November - December 2021

To be the first to ski down Half Dome’s most dangerous line, it helps to be a warrior—and a little bit nuts.

- By Chris Van Leuven

Samurai Of Yosemite

Seemed like a swell idea at the time. This past March, an intrepid trio of veteran backcountry trekkers gazed upon Half Dome, the granite monolith that rises majestically from California’s Yosemite National Park, and decided to ski down a steep, icy furrow that runs near its famously sheer northwest face. Never mind that their chosen route, dubbed Bushido Gully after the moral code of the samurai, is seldom used even for summer climbing ascents, and never for descents in inclement weather—too rugged, too exposed, too damn easy to slip to certain death. That’s just the sort of wintertime fun they crave.

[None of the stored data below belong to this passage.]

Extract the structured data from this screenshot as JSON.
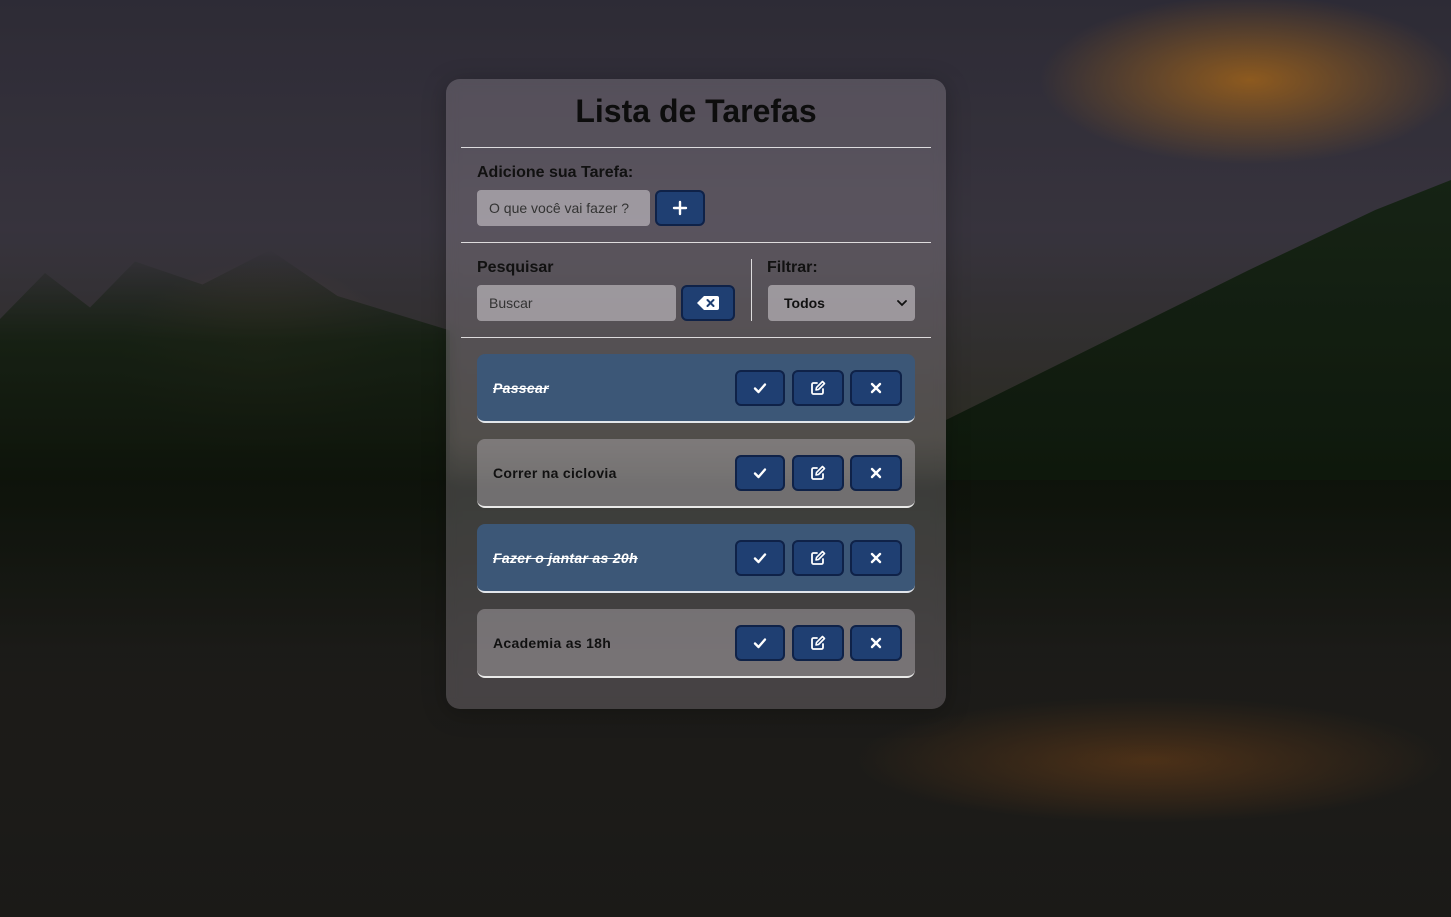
{
  "app": {
    "title": "Lista de Tarefas"
  },
  "add_section": {
    "label": "Adicione sua Tarefa:",
    "placeholder": "O que você vai fazer ?",
    "value": "",
    "add_button_icon": "plus-icon"
  },
  "search_section": {
    "label": "Pesquisar",
    "placeholder": "Buscar",
    "value": "",
    "clear_button_icon": "backspace-icon"
  },
  "filter_section": {
    "label": "Filtrar:",
    "selected": "Todos"
  },
  "tasks": [
    {
      "text": "Passear",
      "done": true
    },
    {
      "text": "Correr na ciclovia",
      "done": false
    },
    {
      "text": "Fazer o jantar as 20h",
      "done": true
    },
    {
      "text": "Academia as 18h",
      "done": false
    }
  ],
  "task_action_icons": [
    "check-icon",
    "edit-icon",
    "close-icon"
  ],
  "colors": {
    "button_bg": "#1f3f72",
    "done_task_bg": "#3c5777"
  }
}
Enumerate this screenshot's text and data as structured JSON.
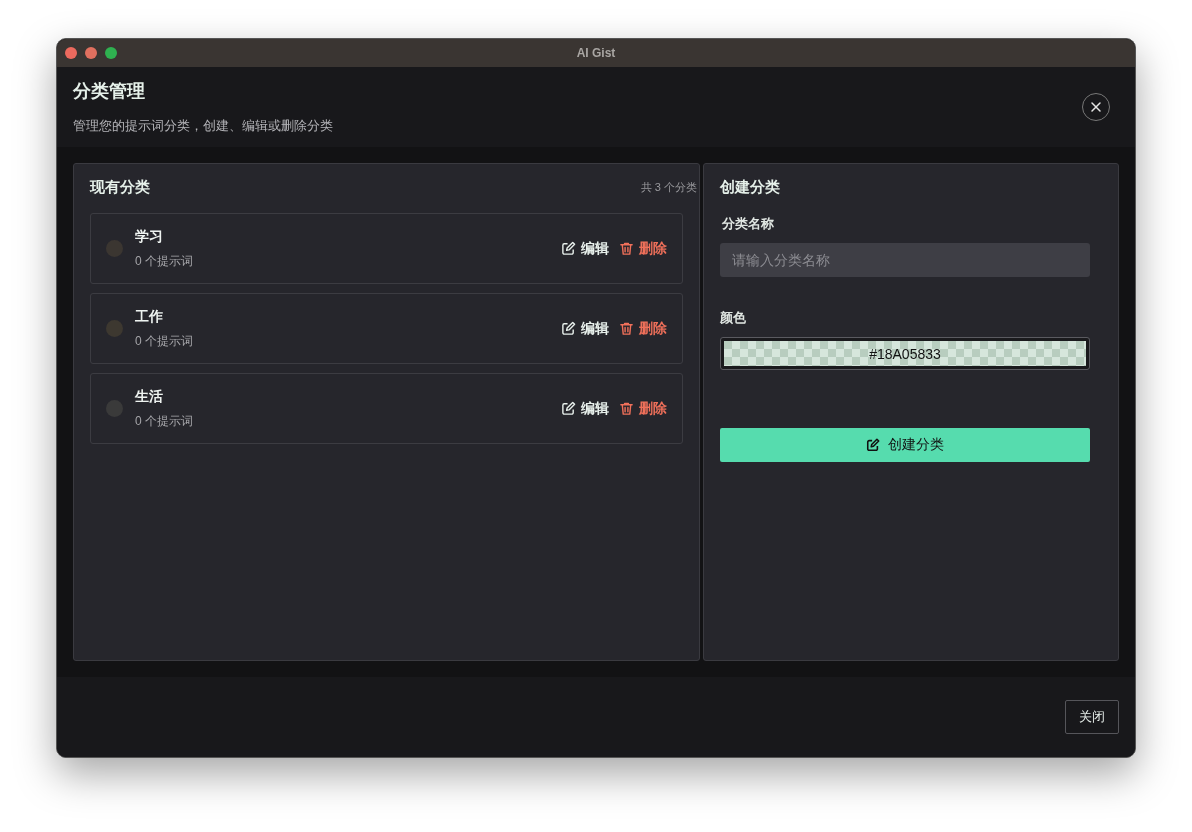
{
  "window": {
    "title": "AI Gist"
  },
  "dialog": {
    "title": "分类管理",
    "subtitle": "管理您的提示词分类，创建、编辑或删除分类",
    "close_label": "关闭"
  },
  "existing": {
    "title": "现有分类",
    "count": "共 3 个分类",
    "categories": [
      {
        "name": "学习",
        "prompts": "0 个提示词",
        "color": "#3b3631",
        "edit": "编辑",
        "delete": "删除"
      },
      {
        "name": "工作",
        "prompts": "0 个提示词",
        "color": "#3d3830",
        "edit": "编辑",
        "delete": "删除"
      },
      {
        "name": "生活",
        "prompts": "0 个提示词",
        "color": "#3a3a3a",
        "edit": "编辑",
        "delete": "删除"
      }
    ]
  },
  "create": {
    "title": "创建分类",
    "name_label": "分类名称",
    "name_placeholder": "请输入分类名称",
    "color_label": "颜色",
    "color_value": "#18A05833",
    "button": "创建分类"
  }
}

Shortly after a frigid-but-glorious sunrise, the trio’s deputized photographer, Eric Rasmussen, balances shakily on a precipitous slope with Half Dome’s lookout spot, known as the Diving Board, looming over his shoulder. Immediately below, snow funnels into a wave of rock cliffs that drop 3,500 feet to the valley floor. Moments ago, his companions, seasoned climbers Jason Torlano and Zack Milligan, squeaked through this section ahead of Rasmussen. Now it’s his go. Inching forward on his skis, scraping close to the void, he jabs ski poles fastened with ice axes at the frozen ground. They skitter and slide. “You scraped off all the snow!” he hollers down, but his hoarse recrimination is lost in the wind.

THIS IS SKI MOUNTAINEERING, a mix of skiing, rappelling and climbing required to challenge such imposing terrain. “It’s never pretty,” says Rasmussen. “It’s just a matter of getting down alive.”